Sergeant Dale of 3 MERCIAN blogs from Afghanistan about a dramatic encounter with insurgents.
In 2008, whilst on a battlefield tour with some recruits from the Infantry Training Centre, Catterick, I got speaking to a British World War 2 veteran. He told me that during his time in the Army, the one thing they couldn’t teach him and his friends was how to get up and move forward when the rounds of the enemy were landing on and around their position. He went on to tell me that it took pure courage and discipline to do so – or as he put it, ” a lot of balls”. This is as true today as it ever was – as members of 4 Platoon found out, when they found themselves helping the Afghan National Police (ANP) fend off an attack on to their Check Point to the south of the village of Pupalzy. The ANP found themselves being attacked by what was assessed to be approximately 20-30 Taliban fighters.
Fortunately for the ANP, as the Taliban were manoeuvring into a position to launch a final assault on the Check Point (CP) itself from the last line of compounds to the north, a couple of Warriors [armoured vehicles] from 4 Platoon were passing by. Corporal Taylor was the Junior Non-Commissioned Officer (JNCO) in charge of the dismounts contained within. He quickly deployed with his men and moved into a position from which he could support the ANP. Initially, upon arrival of the men of 4 Platoon, the Taliban showed no signs of ending their assault and continued to suppress the CP with effective fire. Corporal Taylor made the assessment that he and his men would need to move forward and take the fight to them. So with the support of the Warriors, he launched an assault that even Colour Sergeant Instructors at the Infantry Battle School in Brecon would struggle to find fault with.
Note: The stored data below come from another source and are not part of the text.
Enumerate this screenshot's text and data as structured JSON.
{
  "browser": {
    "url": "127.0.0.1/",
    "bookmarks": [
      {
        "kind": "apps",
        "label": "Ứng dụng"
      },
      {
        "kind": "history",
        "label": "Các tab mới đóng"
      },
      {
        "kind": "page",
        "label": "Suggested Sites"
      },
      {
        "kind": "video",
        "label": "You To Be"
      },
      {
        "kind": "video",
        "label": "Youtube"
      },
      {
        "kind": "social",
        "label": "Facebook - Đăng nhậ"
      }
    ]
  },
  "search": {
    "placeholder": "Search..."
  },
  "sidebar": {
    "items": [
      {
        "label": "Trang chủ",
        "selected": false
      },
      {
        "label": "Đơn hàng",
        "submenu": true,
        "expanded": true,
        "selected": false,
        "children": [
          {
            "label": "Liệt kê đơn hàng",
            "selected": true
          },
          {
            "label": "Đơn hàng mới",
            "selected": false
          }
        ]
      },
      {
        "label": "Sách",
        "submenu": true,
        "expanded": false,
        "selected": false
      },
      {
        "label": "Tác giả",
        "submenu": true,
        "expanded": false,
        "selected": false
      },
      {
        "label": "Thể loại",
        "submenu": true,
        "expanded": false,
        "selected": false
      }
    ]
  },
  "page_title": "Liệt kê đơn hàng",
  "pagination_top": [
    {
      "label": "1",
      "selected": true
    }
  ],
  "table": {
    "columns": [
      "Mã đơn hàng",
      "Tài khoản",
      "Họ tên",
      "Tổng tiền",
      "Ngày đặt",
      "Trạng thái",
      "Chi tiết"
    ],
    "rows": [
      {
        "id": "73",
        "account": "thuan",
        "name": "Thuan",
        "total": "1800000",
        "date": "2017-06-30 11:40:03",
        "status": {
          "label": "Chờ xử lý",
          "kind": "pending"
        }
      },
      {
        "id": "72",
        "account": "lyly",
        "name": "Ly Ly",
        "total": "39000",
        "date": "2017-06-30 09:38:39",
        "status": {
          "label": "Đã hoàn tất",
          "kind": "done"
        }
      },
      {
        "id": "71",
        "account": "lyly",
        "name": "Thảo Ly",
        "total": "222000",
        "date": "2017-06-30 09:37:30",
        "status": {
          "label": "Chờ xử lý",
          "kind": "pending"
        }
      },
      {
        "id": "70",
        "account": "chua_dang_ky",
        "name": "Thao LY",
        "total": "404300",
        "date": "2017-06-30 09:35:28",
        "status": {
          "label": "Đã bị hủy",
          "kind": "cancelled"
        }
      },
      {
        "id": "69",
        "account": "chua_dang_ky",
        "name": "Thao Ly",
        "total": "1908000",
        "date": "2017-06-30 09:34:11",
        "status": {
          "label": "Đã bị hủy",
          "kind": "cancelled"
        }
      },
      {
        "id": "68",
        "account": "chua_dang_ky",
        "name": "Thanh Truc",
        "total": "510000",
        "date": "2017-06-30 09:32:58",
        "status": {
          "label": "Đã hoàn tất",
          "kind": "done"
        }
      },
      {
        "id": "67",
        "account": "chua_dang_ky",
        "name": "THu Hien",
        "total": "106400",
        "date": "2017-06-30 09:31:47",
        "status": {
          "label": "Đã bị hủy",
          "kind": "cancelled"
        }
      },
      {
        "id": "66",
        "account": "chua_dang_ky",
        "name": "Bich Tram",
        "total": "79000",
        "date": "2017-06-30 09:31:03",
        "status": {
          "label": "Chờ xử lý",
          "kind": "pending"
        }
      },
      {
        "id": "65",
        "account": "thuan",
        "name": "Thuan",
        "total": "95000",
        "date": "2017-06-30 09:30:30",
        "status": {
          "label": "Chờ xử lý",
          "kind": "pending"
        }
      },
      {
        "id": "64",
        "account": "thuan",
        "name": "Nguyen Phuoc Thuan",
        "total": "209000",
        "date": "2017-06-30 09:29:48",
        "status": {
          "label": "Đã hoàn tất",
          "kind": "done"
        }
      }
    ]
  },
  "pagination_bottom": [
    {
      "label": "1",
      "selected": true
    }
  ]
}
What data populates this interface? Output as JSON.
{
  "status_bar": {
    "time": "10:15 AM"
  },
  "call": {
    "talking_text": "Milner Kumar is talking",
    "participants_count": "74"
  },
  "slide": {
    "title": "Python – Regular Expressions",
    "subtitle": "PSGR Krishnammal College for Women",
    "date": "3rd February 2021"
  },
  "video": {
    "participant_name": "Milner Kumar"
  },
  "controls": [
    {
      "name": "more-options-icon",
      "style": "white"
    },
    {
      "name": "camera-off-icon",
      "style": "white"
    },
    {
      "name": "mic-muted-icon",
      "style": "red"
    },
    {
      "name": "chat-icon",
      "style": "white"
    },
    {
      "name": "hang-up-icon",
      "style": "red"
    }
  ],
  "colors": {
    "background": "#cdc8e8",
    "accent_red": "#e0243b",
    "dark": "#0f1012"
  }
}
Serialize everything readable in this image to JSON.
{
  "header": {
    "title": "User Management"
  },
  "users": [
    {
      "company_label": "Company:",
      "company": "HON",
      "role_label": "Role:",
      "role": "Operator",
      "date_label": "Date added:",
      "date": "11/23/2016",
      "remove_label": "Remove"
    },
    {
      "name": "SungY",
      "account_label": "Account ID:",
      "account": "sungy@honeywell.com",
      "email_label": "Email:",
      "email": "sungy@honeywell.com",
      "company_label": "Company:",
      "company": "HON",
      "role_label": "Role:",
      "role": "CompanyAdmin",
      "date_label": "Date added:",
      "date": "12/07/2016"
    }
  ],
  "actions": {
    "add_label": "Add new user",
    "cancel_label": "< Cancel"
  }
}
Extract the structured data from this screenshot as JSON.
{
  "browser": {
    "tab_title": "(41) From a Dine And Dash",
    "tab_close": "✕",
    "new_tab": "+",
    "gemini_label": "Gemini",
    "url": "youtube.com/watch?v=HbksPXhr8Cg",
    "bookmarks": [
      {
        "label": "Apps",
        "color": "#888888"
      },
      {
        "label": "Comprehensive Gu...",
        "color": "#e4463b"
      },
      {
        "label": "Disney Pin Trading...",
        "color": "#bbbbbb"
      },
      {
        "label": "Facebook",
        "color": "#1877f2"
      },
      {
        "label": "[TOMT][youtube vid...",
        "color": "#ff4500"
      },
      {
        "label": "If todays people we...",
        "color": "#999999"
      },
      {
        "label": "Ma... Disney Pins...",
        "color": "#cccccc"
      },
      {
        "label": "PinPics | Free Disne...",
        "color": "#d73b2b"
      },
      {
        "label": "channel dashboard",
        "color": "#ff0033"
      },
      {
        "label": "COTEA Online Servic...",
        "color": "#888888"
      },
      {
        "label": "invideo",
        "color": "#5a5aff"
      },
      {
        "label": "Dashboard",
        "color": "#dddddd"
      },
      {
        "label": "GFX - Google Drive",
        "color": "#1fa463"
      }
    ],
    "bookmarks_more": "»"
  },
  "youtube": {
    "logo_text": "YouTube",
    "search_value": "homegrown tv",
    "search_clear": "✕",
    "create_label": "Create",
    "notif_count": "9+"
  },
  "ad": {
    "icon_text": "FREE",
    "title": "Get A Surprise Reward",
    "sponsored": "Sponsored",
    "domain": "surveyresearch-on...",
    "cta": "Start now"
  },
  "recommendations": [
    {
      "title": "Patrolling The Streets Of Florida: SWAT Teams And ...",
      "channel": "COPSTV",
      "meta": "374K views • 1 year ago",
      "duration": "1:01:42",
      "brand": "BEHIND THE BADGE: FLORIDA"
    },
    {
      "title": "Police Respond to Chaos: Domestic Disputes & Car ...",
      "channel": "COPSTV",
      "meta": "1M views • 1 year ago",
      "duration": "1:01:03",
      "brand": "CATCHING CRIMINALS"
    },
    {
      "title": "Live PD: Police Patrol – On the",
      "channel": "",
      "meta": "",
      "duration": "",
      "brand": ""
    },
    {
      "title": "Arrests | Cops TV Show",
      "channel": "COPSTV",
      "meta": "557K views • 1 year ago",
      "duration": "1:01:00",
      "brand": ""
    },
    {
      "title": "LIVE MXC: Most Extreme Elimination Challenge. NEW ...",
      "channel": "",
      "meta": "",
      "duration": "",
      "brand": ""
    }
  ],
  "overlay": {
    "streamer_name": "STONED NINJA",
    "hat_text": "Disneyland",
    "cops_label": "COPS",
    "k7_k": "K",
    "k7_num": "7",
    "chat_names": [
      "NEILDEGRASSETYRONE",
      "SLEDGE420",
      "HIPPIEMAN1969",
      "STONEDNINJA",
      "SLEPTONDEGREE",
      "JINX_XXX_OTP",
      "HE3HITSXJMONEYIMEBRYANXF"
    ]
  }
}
Amidst all the confusion and noise, in the heat of battle and with effective fire support from the ANP, the men moved forward and successfully caused the enemy to withdraw, rapidly. Even when outnumbered, the courage, discipline and “balls” of the Mercian soldier, coupled with the ability and determination of the ANP, proved to be too much for the insurgents. When all of these factors are combined with selfless commitment and the mutual respect shared between the ANSF and ISAF troops, it really does demonstrate to the local population that there is no place in Afghanistan for the insurgent and that the ANSF are well on the road to providing the much-needed security by themselves.
The past month or so has shown a decrease in contacts with insurgents and has seen 4 Platoon continue their normal routine of Patrol Base life, local patrols and Operations, all partnered with the ANP. On one such helicopter-borne partnered operation, in the vicinity of the Arghandab river valley, 4 Platoon and the ANP had a succesful find. The ANP – and their ability to search compounds and outlying areas effectively – is another clear demonstration that the ANP are becoming more and more capable as time goes on. In one instance, the ANP proved that they understood insurgent practices and came across a cache of approximately 1,000 rounds of ammunition, radio parts, clothing and a notebook full of written information, in a melon field used by the insurgents to move to and from a number of compounds out of view.
Time in theatre for 4 Platoon is gradually getting shorter and shorter, with the majority of the Platoon already having taken their 2 weeks of rest and recuperation time (R&R). Morale still remains high, particularly as the many many “chuff charts” are starting to show less and less days. And the parcels from friends, family and the generous groups and organisations back home in the UK continue to arrive, particularly for a couple of certain individuals within the Platoon.
In summary, 4 Platoon continues to work hard and remain fully focussed as the preparations for the end of tour handover are about to begin.